India freezes assets of FlipVolt, Vauld's Indian exchange
India's Enforcement Directorate froze $46.5 million of assets belonging to FlipVolt, the Indian branch of the Vauld cryptocurrency exchange. Vauld had previously filed for protection from creditors — a process in Singapore that is similar to Chapter 11 bankruptcy in the U.S. — on July 8, only four days after suspending withdrawals. Vauld subsequently announced a shortfall of around $70 million due to the Terra collapse and other factors, and reportedly owes creditors $363 million.
According to India's ED, 23 entities deposited Rs 370 crore (~$46.5 million) into FlipVolt, which the ED says were the proceeds of criminal activity. FlipVolt had "very lax KYC norms, no EDD [enhanced due diligence] mechanism, no check on the source of funds of the depositors, no mechanism of raising STRs [suspicious transaction reports], etc" and reportedly enabled the entities to launder the proceeds of crimes via the exchange.
Martin Shkreli dumps his project's token in "hack"
I've almost got to give it to him. When I wrote up Druglike, Martin "Pharma Bro" Shkreli's new "web3" project for drug discovery, and asked him some questions in the project Discord, I expected him to run into issues with the fact that he's trying to build a pharmaceutical software platform after being banned from the pharma business. But he seems to have exceeded my high expectations for this grift, pulling off a scam even before anything got off the ground.
The value of $MSI, Martin Shkreli Inu (really), plummeted 90% from $0.000014 to a mere $0.0000014 when a wallet owned by Shkreli suddenly dumped its tokens. The MSI token originally was a fan-made token, but Shkreli adopted it as the token "powering" Druglike (despite zero information as to how it's actually used to power the project). The MSI were swapped for 239 ETH (~$459,000).

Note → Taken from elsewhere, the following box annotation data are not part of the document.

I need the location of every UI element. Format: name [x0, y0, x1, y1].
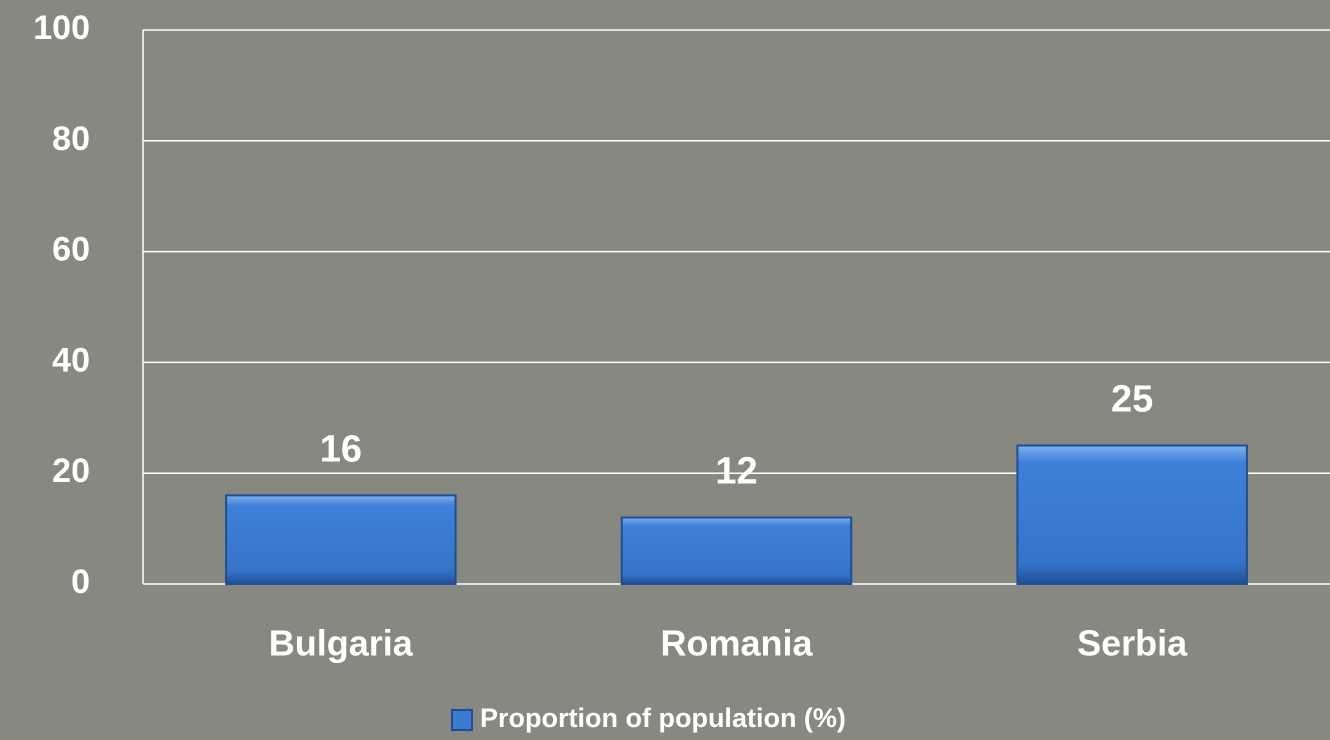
bar: [1016, 444, 1248, 585]
x-tick-label: Romania: [660, 623, 813, 664]
data-label: 25: [1111, 379, 1153, 421]
data-label: 16: [320, 428, 362, 470]
y-tick-label: 0: [71, 563, 90, 601]
x-tick-label: Bulgaria: [269, 623, 414, 664]
y-tick-label: 40: [52, 341, 90, 379]
data-label: 12: [715, 451, 757, 493]
bar: [620, 516, 853, 586]
x-tick-label: Serbia: [1077, 623, 1188, 664]
y-tick-label: 60: [52, 231, 90, 269]
y-tick-label: 80: [52, 120, 90, 158]
bar: [225, 494, 457, 585]
legend-label: Proportion of population (%): [480, 703, 846, 733]
y-tick-label: 100: [33, 9, 90, 47]
y-tick-label: 20: [52, 452, 90, 490]
legend-swatch: [451, 709, 473, 731]
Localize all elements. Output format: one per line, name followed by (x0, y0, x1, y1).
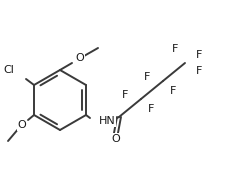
Text: O: O (76, 53, 84, 63)
Text: F: F (196, 66, 202, 76)
Text: O: O (112, 134, 120, 144)
Text: HN: HN (99, 116, 116, 126)
Text: F: F (144, 72, 150, 82)
Text: F: F (122, 90, 128, 100)
Text: F: F (196, 50, 202, 60)
Text: F: F (170, 86, 176, 96)
Text: Cl: Cl (3, 65, 14, 75)
Text: F: F (148, 104, 154, 114)
Text: F: F (172, 44, 178, 54)
Text: O: O (18, 120, 26, 130)
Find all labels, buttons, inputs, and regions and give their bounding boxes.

Shkreli claimed via his Twitter persona "Enrique Hernandez" that "I got hacked last night." (Shkreli was banned from Twitter after being creepy to a journalist, and so now uses the thinnest of veiled identities to somehow evade Twitter suspension). Shkreli claimed that when he had tried to torrent a file called, no joke, [BigTitsRoundAsses] 17.12.14 - Jazmyn [1080p], he ended up with a remote access trojan. However, crypto research project Rug Pull Finder tweeted, "Bruh - why is the attackers wallet funded by you then".